Halfback Wally Gilbert's punting ability was a field possession weapon for Kelley–Duluth.

NFL standings
| view; talk; edit; | W | L | T | PCT | PF | PA | STK |
| Canton Bulldogs | 11 | 0 | 1 | 1.000 | 246 | 19 | W5 |
| Chicago Bears | 9 | 2 | 1 | .818 | 123 | 35 | W1 |
| Green Bay Packers | 7 | 2 | 1 | .778 | 85 | 34 | W5 |
| Milwaukee Badgers | 7 | 2 | 3 | .778 | 100 | 49 | W1 |
| Cleveland Indians | 3 | 1 | 3 | .750 | 52 | 49 | L1 |
| Chicago Cardinals | 8 | 4 | 0 | .667 | 161 | 56 | L1 |
| Duluth Kelleys | 4 | 3 | 0 | .571 | 35 | 33 | L3 |
| Buffalo All-Americans | 5 | 4 | 3 | .556 | 94 | 43 | L1 |
| Columbus Tigers | 5 | 4 | 1 | .556 | 119 | 35 | L1 |
| Toledo Maroons | 3 | 3 | 2 | .500 | 35 | 66 | L1 |
| Racine Legion | 4 | 4 | 2 | .500 | 86 | 76 | W1 |
| Rock Island Independents | 2 | 3 | 3 | .400 | 84 | 62 | L1 |
| Minneapolis Marines | 2 | 5 | 2 | .286 | 48 | 81 | L1 |
| St.
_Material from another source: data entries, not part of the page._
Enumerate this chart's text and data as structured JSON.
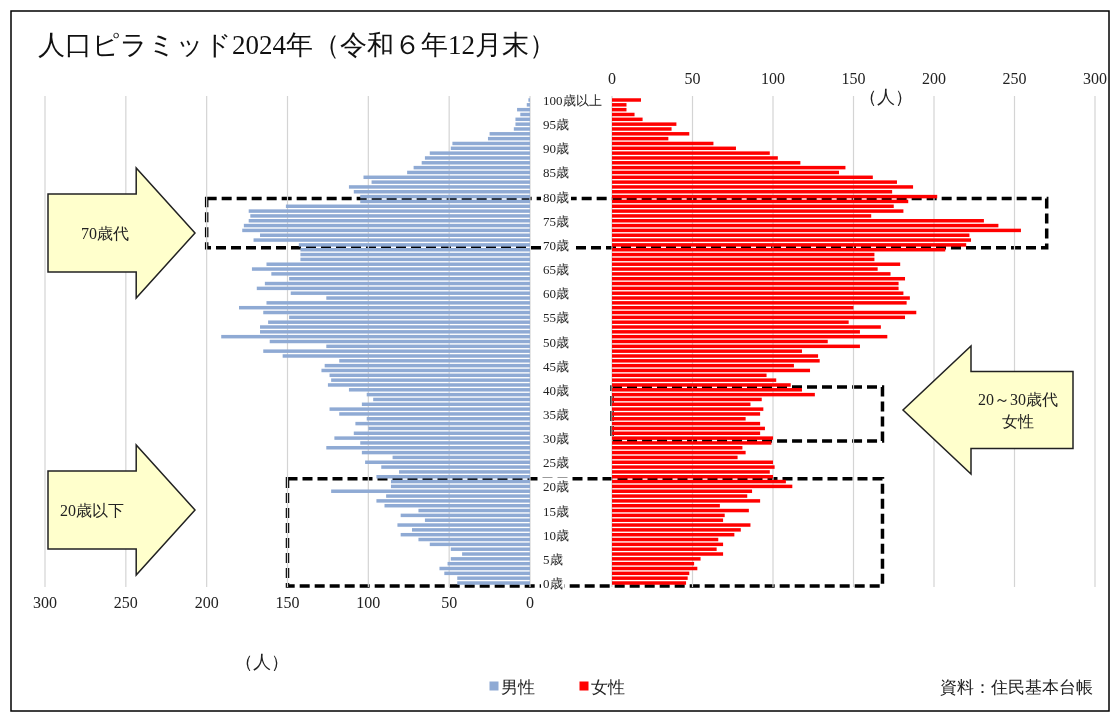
{
  "chart_data": [
    {
      "type": "bar",
      "orientation": "horizontal",
      "title": "人口ピラミッド2024年（令和６年12月末）",
      "xlabel": "（人）",
      "categories": [
        "100歳以上",
        null,
        null,
        null,
        null,
        "95歳",
        null,
        null,
        null,
        null,
        "90歳",
        null,
        null,
        null,
        null,
        "85歳",
        null,
        null,
        null,
        null,
        "80歳",
        null,
        null,
        null,
        null,
        "75歳",
        null,
        null,
        null,
        null,
        "70歳",
        null,
        null,
        null,
        null,
        "65歳",
        null,
        null,
        null,
        null,
        "60歳",
        null,
        null,
        null,
        null,
        "55歳",
        null,
        null,
        null,
        null,
        "50歳",
        null,
        null,
        null,
        null,
        "45歳",
        null,
        null,
        null,
        null,
        "40歳",
        null,
        null,
        null,
        null,
        "35歳",
        null,
        null,
        null,
        null,
        "30歳",
        null,
        null,
        null,
        null,
        "25歳",
        null,
        null,
        null,
        null,
        "20歳",
        null,
        null,
        null,
        null,
        "15歳",
        null,
        null,
        null,
        null,
        "10歳",
        null,
        null,
        null,
        null,
        "5歳",
        null,
        null,
        null,
        null,
        "0歳"
      ],
      "series": [
        {
          "name": "男性",
          "color": "#8faad4",
          "values": [
            1,
            2,
            8,
            6,
            9,
            9,
            10,
            25,
            26,
            48,
            49,
            62,
            65,
            67,
            72,
            76,
            103,
            98,
            112,
            109,
            105,
            105,
            151,
            174,
            173,
            174,
            177,
            178,
            167,
            171,
            143,
            142,
            142,
            142,
            163,
            172,
            160,
            149,
            164,
            169,
            148,
            126,
            163,
            180,
            165,
            149,
            162,
            167,
            167,
            191,
            161,
            126,
            165,
            153,
            118,
            127,
            129,
            124,
            123,
            125,
            112,
            101,
            97,
            104,
            124,
            118,
            101,
            108,
            100,
            109,
            121,
            105,
            126,
            104,
            85,
            102,
            92,
            81,
            95,
            86,
            86,
            123,
            89,
            95,
            90,
            69,
            80,
            65,
            82,
            73,
            80,
            69,
            62,
            49,
            42,
            49,
            51,
            56,
            53,
            45,
            45
          ]
        }
      ],
      "xlim": [
        300,
        0
      ],
      "xticks": [
        300,
        250,
        200,
        150,
        100,
        50,
        0
      ],
      "grid": "x",
      "legend": "bottom",
      "annotations": [
        "70歳代",
        "20歳以下"
      ]
    },
    {
      "type": "bar",
      "orientation": "horizontal",
      "xlabel": "（人）",
      "categories": [
        null,
        null,
        null,
        null,
        null,
        null,
        null,
        null,
        null,
        null,
        null,
        null,
        null,
        null,
        null,
        null,
        null,
        null,
        null,
        null,
        null,
        null,
        null,
        null,
        null,
        null,
        null,
        null,
        null,
        null,
        null,
        null,
        null,
        null,
        null,
        null,
        null,
        null,
        null,
        null,
        null,
        null,
        null,
        null,
        null,
        null,
        null,
        null,
        null,
        null,
        null,
        null,
        null,
        null,
        null,
        null,
        null,
        null,
        null,
        null,
        null,
        null,
        null,
        null,
        null,
        null,
        null,
        null,
        null,
        null,
        null,
        null,
        null,
        null,
        null,
        null,
        null,
        null,
        null,
        null,
        null,
        null,
        null,
        null,
        null,
        null,
        null,
        null,
        null,
        null,
        null,
        null,
        null,
        null,
        null,
        null,
        null,
        null,
        null,
        null,
        null
      ],
      "series": [
        {
          "name": "女性",
          "color": "#ff0000",
          "values": [
            18,
            9,
            9,
            14,
            19,
            40,
            37,
            48,
            35,
            63,
            77,
            98,
            103,
            117,
            145,
            141,
            162,
            177,
            187,
            174,
            202,
            184,
            175,
            181,
            161,
            231,
            240,
            254,
            222,
            223,
            220,
            207,
            163,
            163,
            179,
            165,
            173,
            182,
            178,
            178,
            181,
            185,
            183,
            150,
            189,
            182,
            147,
            167,
            154,
            171,
            134,
            154,
            118,
            128,
            129,
            113,
            123,
            96,
            102,
            111,
            118,
            126,
            93,
            86,
            94,
            92,
            83,
            92,
            95,
            92,
            100,
            99,
            81,
            83,
            78,
            100,
            101,
            98,
            100,
            108,
            112,
            87,
            84,
            92,
            67,
            85,
            70,
            69,
            86,
            80,
            76,
            66,
            69,
            65,
            69,
            55,
            51,
            53,
            48,
            47,
            46
          ]
        }
      ],
      "xlim": [
        0,
        300
      ],
      "xticks": [
        0,
        50,
        100,
        150,
        200,
        250,
        300
      ],
      "grid": "x",
      "legend": "bottom",
      "tick_labels": "x",
      "annotations": [
        "20～30歳代",
        "女性",
        "資料：住民基本台帳"
      ]
    }
  ]
}
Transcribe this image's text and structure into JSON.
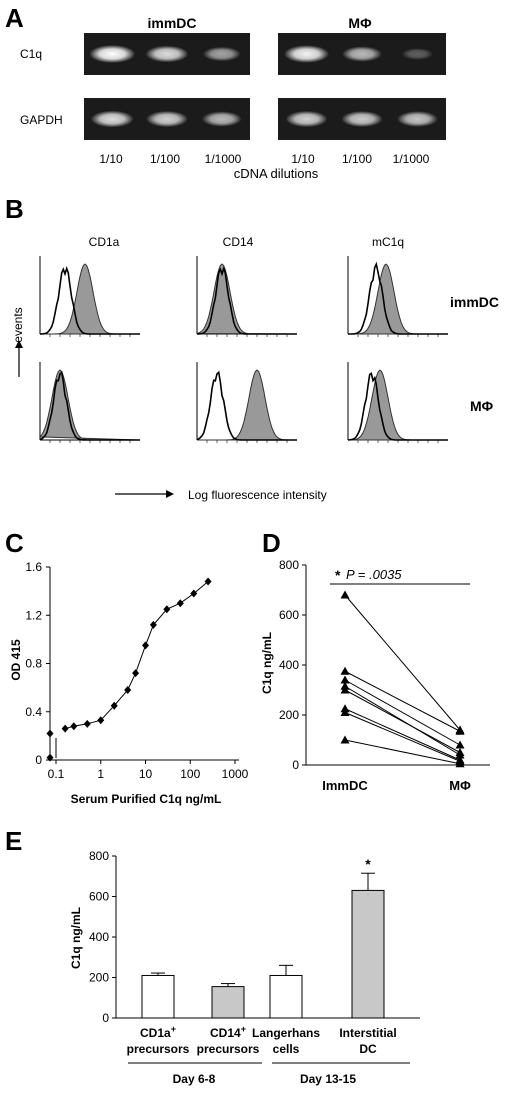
{
  "panelA": {
    "label": "A",
    "group_left": "immDC",
    "group_right": "MΦ",
    "row_labels": [
      "C1q",
      "GAPDH"
    ],
    "dilutions": [
      "1/10",
      "1/100",
      "1/1000"
    ],
    "xlabel": "cDNA dilutions",
    "band_intensity": {
      "immDC_C1q": [
        1.0,
        0.85,
        0.6
      ],
      "MPhi_C1q": [
        0.95,
        0.7,
        0.3
      ],
      "immDC_GAPDH": [
        0.85,
        0.8,
        0.7
      ],
      "MPhi_GAPDH": [
        0.8,
        0.78,
        0.75
      ]
    }
  },
  "panelB": {
    "label": "B",
    "markers": [
      "CD1a",
      "CD14",
      "mC1q"
    ],
    "rows": [
      "immDC",
      "MΦ"
    ],
    "ylabel": "events",
    "xlabel": "Log fluorescence intensity"
  },
  "chart_data": [
    {
      "panel": "C",
      "type": "line",
      "title": "",
      "xlabel": "Serum Purified C1q ng/mL",
      "ylabel": "OD 415",
      "xscale": "log",
      "xlim": [
        0.1,
        1000
      ],
      "ylim": [
        0,
        1.6
      ],
      "x_ticks": [
        "0.1",
        "1",
        "10",
        "100",
        "1000"
      ],
      "y_ticks": [
        "0",
        "0.4",
        "0.8",
        "1.2",
        "1.6"
      ],
      "x": [
        0.16,
        0.25,
        0.5,
        1,
        2,
        4,
        6,
        10,
        15,
        30,
        60,
        120,
        250
      ],
      "y": [
        0.26,
        0.28,
        0.3,
        0.33,
        0.45,
        0.58,
        0.72,
        0.95,
        1.12,
        1.25,
        1.3,
        1.38,
        1.48
      ],
      "extra_points": [
        {
          "x": 0.1,
          "y": 0.22
        },
        {
          "x": 0.1,
          "y": 0.02
        }
      ]
    },
    {
      "panel": "D",
      "type": "line",
      "title": "",
      "categories": [
        "ImmDC",
        "MΦ"
      ],
      "ylabel": "C1q ng/mL",
      "ylim": [
        0,
        800
      ],
      "y_ticks": [
        "0",
        "200",
        "400",
        "600",
        "800"
      ],
      "annotation": {
        "star": "*",
        "text": "P = .0035"
      },
      "pairs": [
        [
          680,
          140
        ],
        [
          375,
          135
        ],
        [
          340,
          80
        ],
        [
          315,
          40
        ],
        [
          300,
          50
        ],
        [
          225,
          20
        ],
        [
          210,
          15
        ],
        [
          100,
          5
        ]
      ]
    },
    {
      "panel": "E",
      "type": "bar",
      "title": "",
      "ylabel": "C1q ng/mL",
      "ylim": [
        0,
        800
      ],
      "y_ticks": [
        "0",
        "200",
        "400",
        "600",
        "800"
      ],
      "categories": [
        [
          "CD1a",
          "+",
          "precursors"
        ],
        [
          "CD14",
          "+",
          "precursors"
        ],
        [
          "Langerhans",
          "",
          "cells"
        ],
        [
          "Interstitial",
          "",
          "DC"
        ]
      ],
      "values": [
        210,
        155,
        210,
        630
      ],
      "errors": [
        12,
        15,
        50,
        85
      ],
      "colors": [
        "#ffffff",
        "#c8c8c8",
        "#ffffff",
        "#c8c8c8"
      ],
      "significant": [
        false,
        false,
        false,
        true
      ],
      "significance_mark": "*",
      "group_labels": [
        "Day 6-8",
        "Day 13-15"
      ]
    }
  ]
}
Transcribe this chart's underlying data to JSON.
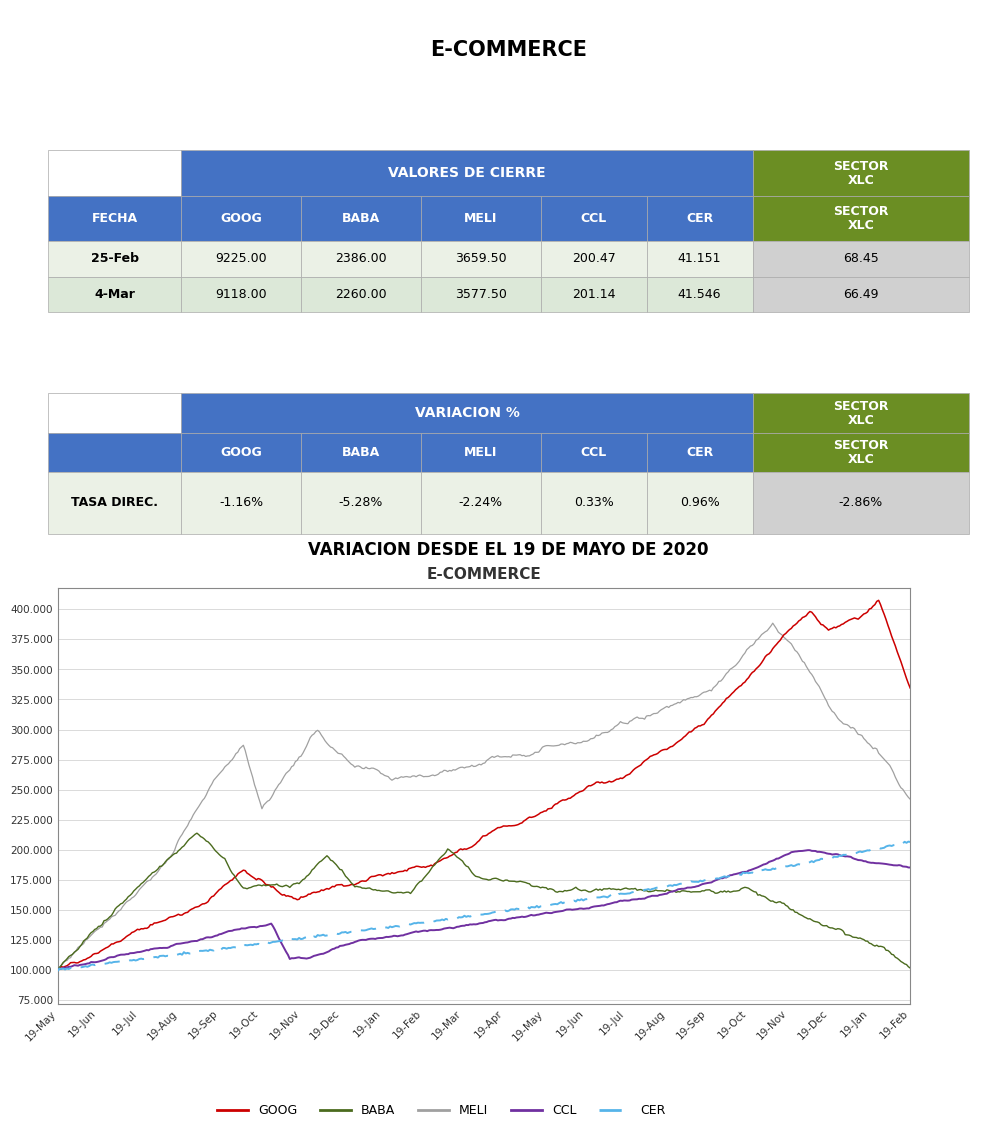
{
  "title": "E-COMMERCE",
  "table1_header_main": "VALORES DE CIERRE",
  "table1_col_labels": [
    "FECHA",
    "GOOG",
    "BABA",
    "MELI",
    "CCL",
    "CER",
    "SECTOR\nXLC"
  ],
  "table1_rows": [
    [
      "25-Feb",
      "9225.00",
      "2386.00",
      "3659.50",
      "200.47",
      "41.151",
      "68.45"
    ],
    [
      "4-Mar",
      "9118.00",
      "2260.00",
      "3577.50",
      "201.14",
      "41.546",
      "66.49"
    ]
  ],
  "table2_header_main": "VARIACION %",
  "table2_col_labels": [
    "",
    "GOOG",
    "BABA",
    "MELI",
    "CCL",
    "CER",
    "SECTOR\nXLC"
  ],
  "table2_rows": [
    [
      "TASA DIREC.",
      "-1.16%",
      "-5.28%",
      "-2.24%",
      "0.33%",
      "0.96%",
      "-2.86%"
    ]
  ],
  "chart_section_title": "VARIACION DESDE EL 19 DE MAYO DE 2020",
  "chart_inner_title": "E-COMMERCE",
  "blue_color": "#4472C4",
  "green_color": "#6B8E23",
  "row_color_a": "#EBF1E6",
  "row_color_b": "#DCE8D8",
  "sector_col_color": "#D0D0D0",
  "border_color": "#AAAAAA",
  "ytick_values": [
    75000,
    100000,
    125000,
    150000,
    175000,
    200000,
    225000,
    250000,
    275000,
    300000,
    325000,
    350000,
    375000,
    400000
  ],
  "ytick_labels": [
    "75.000",
    "100.000",
    "125.000",
    "150.000",
    "175.000",
    "200.000",
    "225.000",
    "250.000",
    "275.000",
    "300.000",
    "325.000",
    "350.000",
    "375.000",
    "400.000"
  ],
  "xtick_labels": [
    "19-May",
    "19-Jun",
    "19-Jul",
    "19-Aug",
    "19-Sep",
    "19-Oct",
    "19-Nov",
    "19-Dec",
    "19-Jan",
    "19-Feb",
    "19-Mar",
    "19-Apr",
    "19-May",
    "19-Jun",
    "19-Jul",
    "19-Aug",
    "19-Sep",
    "19-Oct",
    "19-Nov",
    "19-Dec",
    "19-Jan",
    "19-Feb"
  ],
  "line_colors": {
    "GOOG": "#CC0000",
    "BABA": "#4B6B1E",
    "MELI": "#A0A0A0",
    "CCL": "#7030A0",
    "CER": "#56B4E9"
  },
  "col_widths": [
    0.145,
    0.13,
    0.13,
    0.13,
    0.115,
    0.115,
    0.115
  ]
}
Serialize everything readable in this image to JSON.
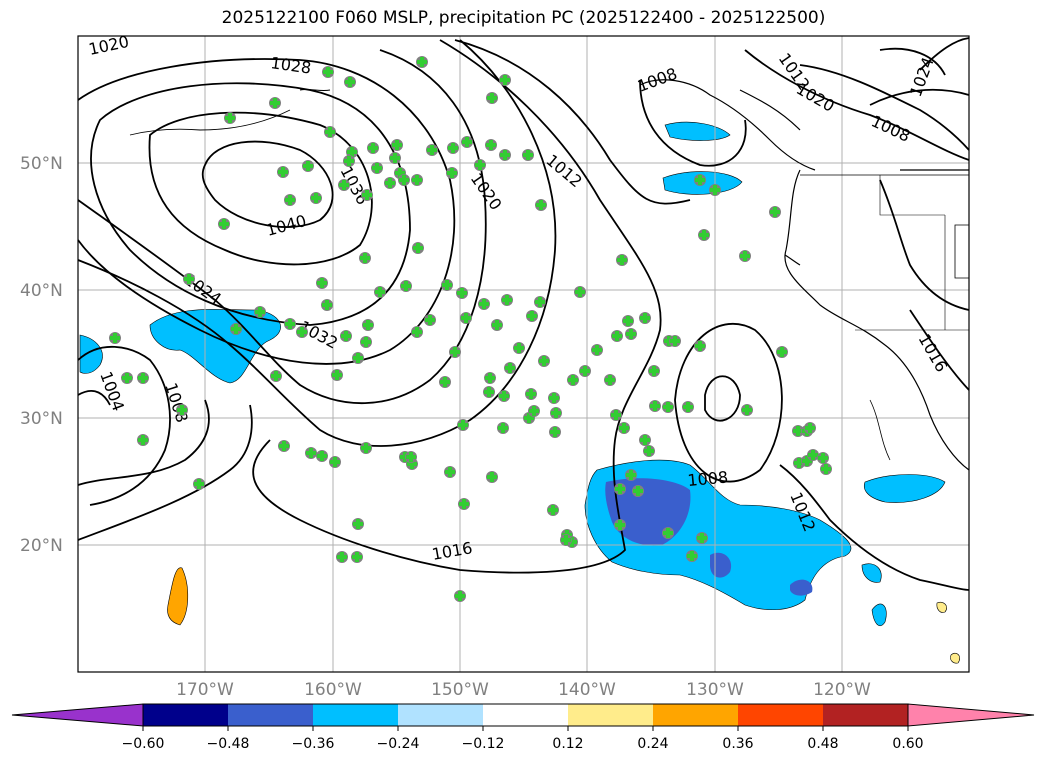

Louis All-Stars | 1 | 4 | 2 | .200 | 25 | 74 | L1 |
| Hammond Pros | 1 | 5 | 1 | .167 | 14 | 59 | L4 |
| Akron Pros | 1 | 6 | 0 | .143 | 25 | 74 | W1 |
| Dayton Triangles | 1 | 6 | 1 | .143 | 16 | 95 | L2 |
| Oorang Indians | 1 | 10 | 0 | .091 | 50 | 257 | W1 |
| Louisville Brecks | 0 | 3 | 0 | .000 | 0 | 90 | L3 |
| Rochester Jeffersons | 0 | 4 | 0 | .000 | 6 | 141 | L4 |

==Roster==

Duluth end Dick O'Donnell was named a third team NFL All-Pro in 1923 by a vote of 15 sportswriters from NFL cities.

The 1923 Kelleys featured Joe Sternaman, younger brother of Dutch Sternaman — co-owner and offensive star of the Chicago Bears. The following individuals played at least one game with Kelley-Duluth during the 1923 season. The total number of NFL league games played during the year follows in parentheses.

Linemen

- Roddy Dunn (2)
- Ike Haaven (3)
- Art Johnson (7)
- Howard Kiley (7) †
- Lake
- Louchs †
- John Madigan (7) †
- Red Morse (1)
- Dick O'Donnell (7) †
- Joe Rooney (7) †
- Bill Stein (6)
- Whitmore †
- Doc Williams (6) †

Backs

- Wally Gilbert (7) †
- Ken Harris (6) †
- Mickey MacDonnell (1)
- Russ Method (7) †
- Bill Rooney (5)
- Joey Sternaman - captain (7) †

 †- Designates a starter in the non-league season opener against Ironwood, Michigan.